Y junto a estos dos hombres, las mujeres. En la muestra del Guggenheim todavía sorprenden los desnudos, huesudos y angulosos, pálidos, demacrados, pero cartografiados con toques de rojo enrabietado como marcadores de un Google Maps erógeno de los años diez: ahí unos pezones, aquí unos labios y allá los de abajo. Imágenes entre la sensualidad y la repulsión, el cuerpo casi feo, al borde de lo patológico, pero transitable como el enrojecimiento que sucede a una bofetada y que nos acariciamos con ansia de restitución. El artista supera así la voluptuosidad fría y decorativista de sus mentores, entre ellos su querido Gustav Klimt -hábil encubridor de pecados burgueses con abstracciones doradas-, y da el paso del modernismo secesionista a un expresionismo más acorde con el clima de agotamiento de un mundo que se ha precipitado nada menos que en una guerra mundial. De ahí que el erotismo de Schiele tenga algo de cansino, más enternecedor que excitante, como el personaje de Dorff durmiéndose mientras dos bailarinas de striptease se esfuerzan en acrobacias tan insinuantes como insuficientes. Los cuerpos se recorren con los ojos, con los dedos, pero casi nunca se conquistan, otra lección de nuestro tiempo. Lo erótico en la modernidad es un desierto para eremitas. Bien señalizado, eso sí.

Por último, los niños. Si los adultos disfrutamos representándolos rollizos y alegres quizá es porque ya no nos acordamos de las incertidumbres, las dudas y los miedos de la infancia. Convirtiéndolos en imágenes del futuro y de nuestras expectativas, les negamos el derecho a la debilidad o, simplemente, a ser como son. Dos conceptos clave en Schiele que explican la cercanía de sus chicos pobres, pese a la elegancia del trazo, pese a la simplificación gráfica de lo anecdótico, pese a un cromatismo añadido sin manías. Su chiquillería es la constatación de otro fracaso: se hundió el individuo monolítico, luego el amante y ahora la paternidad. La soledad ya es total. Y ahí entra en escena la hija de Dorff, que ni pasa las penurias de los pequeños de Schiele ni pasea ojeras o bracitos escuchimizados, pero que es todo lo que no debería ser una niña: responsable, racional y tan irremediablemente retraída como su padre. Él el eterno inmaduro, ella la madura precoz, ambos han perdido el lugar asignado. Ambos fueron anunciados en los casi cien gouaches y acuarelas del Museo Albertina de Viena presentes en el Guggenheim, llenos de personas que se apearon, se cayeron o les empujaron de la normalidad.

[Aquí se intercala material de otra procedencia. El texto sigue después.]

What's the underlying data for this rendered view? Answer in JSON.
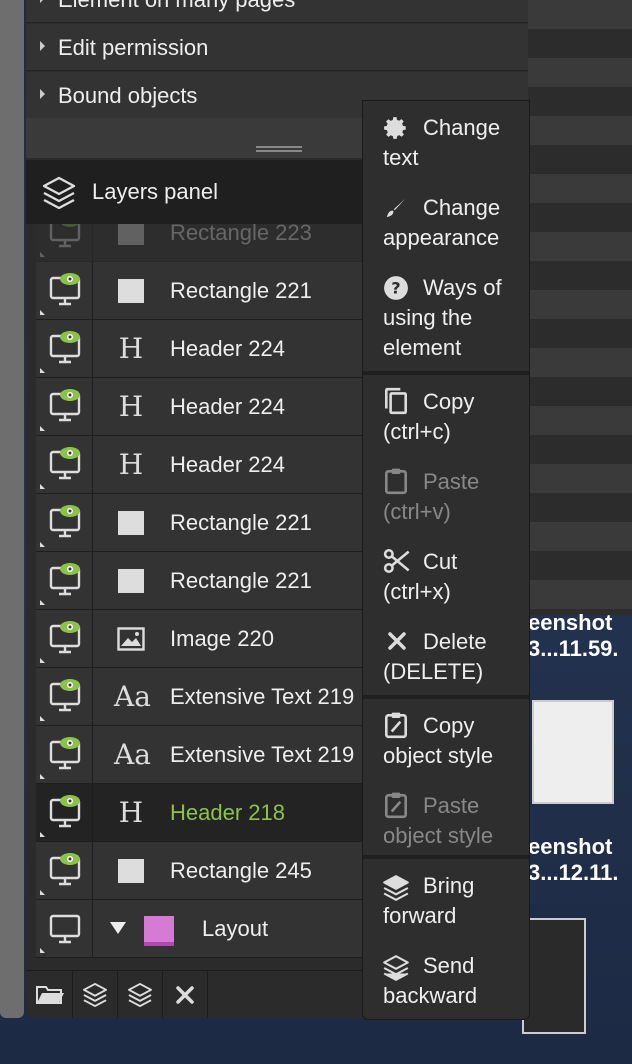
{
  "accordion": [
    {
      "label": "Element on many pages"
    },
    {
      "label": "Edit permission"
    },
    {
      "label": "Bound objects"
    }
  ],
  "layers_panel": {
    "title": "Layers panel"
  },
  "layers": [
    {
      "type": "rect",
      "name": "Rectangle 223",
      "visible": true,
      "dimmed": true
    },
    {
      "type": "rect",
      "name": "Rectangle 221",
      "visible": true
    },
    {
      "type": "header",
      "name": "Header 224",
      "visible": true
    },
    {
      "type": "header",
      "name": "Header 224",
      "visible": true
    },
    {
      "type": "header",
      "name": "Header 224",
      "visible": true
    },
    {
      "type": "rect",
      "name": "Rectangle 221",
      "visible": true
    },
    {
      "type": "rect",
      "name": "Rectangle 221",
      "visible": true
    },
    {
      "type": "image",
      "name": "Image 220",
      "visible": true
    },
    {
      "type": "text",
      "name": "Extensive Text 219",
      "visible": true
    },
    {
      "type": "text",
      "name": "Extensive Text 219",
      "visible": true
    },
    {
      "type": "header",
      "name": "Header 218",
      "visible": true,
      "selected": true
    },
    {
      "type": "rect",
      "name": "Rectangle 245",
      "visible": true
    },
    {
      "type": "layout",
      "name": "Layout",
      "visible": false
    }
  ],
  "type_glyphs": {
    "header": "H",
    "text": "Aa"
  },
  "context_menu": {
    "change_text": [
      "Change",
      "text"
    ],
    "change_appearance": [
      "Change",
      "appearance"
    ],
    "ways_of_using": [
      "Ways of",
      "using the",
      "element"
    ],
    "copy": [
      "Copy",
      "(ctrl+c)"
    ],
    "paste": [
      "Paste",
      "(ctrl+v)"
    ],
    "cut": [
      "Cut",
      "(ctrl+x)"
    ],
    "delete": [
      "Delete",
      "(DELETE)"
    ],
    "copy_style": [
      "Copy",
      "object style"
    ],
    "paste_style": [
      "Paste",
      "object style"
    ],
    "bring_forward": [
      "Bring",
      "forward"
    ],
    "send_backward": [
      "Send",
      "backward"
    ]
  },
  "desktop": {
    "screenshot1": [
      "eenshot",
      "3...11.59."
    ],
    "screenshot2": [
      "eenshot",
      "3...12.11."
    ]
  },
  "colors": {
    "accent_green": "#8bc34a",
    "layout_pink": "#d67ad6"
  }
}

Si alguna vez hemos hecho alguna mueca ante el espejo, no para reírnos, sino para embelesarnos con nuestros múltiples rostros y congraciarnos con nuestra flaqueza (medida en grasa o en desilusión), entonces comprendemos porqué la obra de un artista de hace cien años continúa tocando la fibra. Si viviera hoy, qué bien encajaría el hedonismo agónico de su Viena decadente con las tropelías nocturnas de Dorff en las Vegas. Como disfrutarían dando vueltas con un deportivo en un circuito cerrado hasta cerciorarse de hasta qué punto su libertad recién conquistada aún los inmoviliza. Es el peligro de las muecas, que sacan a la luz la realidad que está debajo de la máscara. Pero cuando se empieza a gesticular ya no se puede parar.